Li Xiaoshi — 76 x 57 cm

C’est cette ambiguïté qui fait à la fois la force de ces œuvres et qui leur confère cet aspect dérangeant. S’ils nous inquiètent, c’est qu’ils parlent en fait de nous, de ce que nous sommes, et il faudrait même dire de qui nous sommes véritablement. Et c’est bien cela qui nous trouble que nous reconnaissions en faisant face à ces œuvres que ce que nous croyons être nos vrais visages comme nos masques ne sont que des manifestations de faible intensité par rapport à ce qui se passe en nous quand nous laissons venir à la surface ; mais protégés par le masque, restant invisibles donc pour autrui, ce qui nous préoccupe, nous attire nous révulse nous intrigue nous emporte.

Et si nous prêtons une attention un peu soutenue au travail de Li Xiaoshi, nous ne pourrons pas ne pas voir dans chaque tableau planer comme l’ombre d’un être, un être presque humain ou plutôt tellement humain qu’il est parvenu à exister en convoquant autour de lui ses obsessions, ses fantômes, ses peurs et ses joies, et à s’abolir comme individu pour se révéler comme « monde ».

Alors on comprend mieux l’effet que produisent sur nous ces fragments arrachés à la nuit de l’esprit et recomposés selon des règles non rationnelles visant à établir une exactitude imaginaire des faits mentaux.

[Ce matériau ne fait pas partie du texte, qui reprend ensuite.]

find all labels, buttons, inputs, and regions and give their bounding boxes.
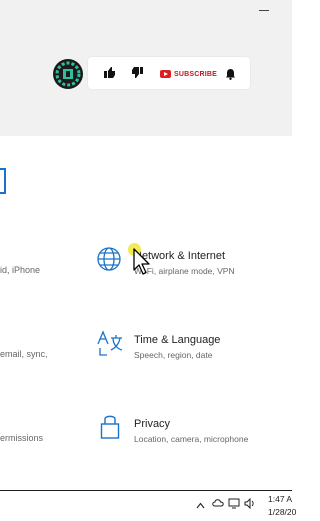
network-monitor-icon[interactable] bbox=[228, 498, 240, 511]
partial-subtitle-1: id, iPhone bbox=[0, 265, 41, 275]
subscribe-label: SUBSCRIBE bbox=[174, 70, 218, 78]
globe-icon bbox=[96, 246, 122, 277]
lock-icon bbox=[100, 413, 120, 445]
language-icon bbox=[96, 330, 124, 363]
channel-avatar[interactable] bbox=[53, 59, 83, 89]
taskbar-time[interactable]: 1:47 A bbox=[268, 494, 292, 504]
mouse-cursor-icon bbox=[133, 248, 151, 281]
tile-title: Time & Language bbox=[134, 334, 221, 346]
cloud-icon[interactable] bbox=[212, 498, 224, 510]
partial-tile-icon bbox=[0, 168, 6, 194]
dislike-icon[interactable] bbox=[131, 66, 144, 84]
partial-subtitle-2: email, sync, bbox=[0, 349, 48, 359]
tile-title: Privacy bbox=[134, 418, 171, 430]
taskbar-date[interactable]: 1/28/20 bbox=[268, 507, 296, 517]
tile-subtitle: Speech, region, date bbox=[134, 350, 213, 360]
tile-subtitle: Location, camera, microphone bbox=[134, 434, 249, 444]
youtube-logo-icon bbox=[160, 70, 171, 78]
bell-icon[interactable] bbox=[225, 67, 236, 85]
speaker-icon[interactable] bbox=[244, 497, 256, 511]
minimize-icon[interactable] bbox=[259, 10, 269, 11]
partial-subtitle-3: ermissions bbox=[0, 433, 44, 443]
like-icon[interactable] bbox=[103, 66, 116, 84]
subscribe-button[interactable]: SUBSCRIBE bbox=[160, 68, 217, 80]
chevron-up-icon[interactable] bbox=[196, 501, 205, 511]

Ils nous ouvrent la porte sur une forme de vérité sur nous-mêmes, celle qui s’énonce ainsi : nous sommes des êtres nés du hasard, des corps aux multiples facettes, des esprits hantés par la mémoire infinie des hommes, des êtres nés de la terre et tournoyant dans l’univers.

Oui, si ici tout est étrange, c’est que tout est familier de cette familiarité que nous ne cessons pas de refuser de regarder en face. C’est de parvenir à rendre sensible cette inquiétante familiarité qui constitue la véritable force des œuvres de Li Xiaoshi.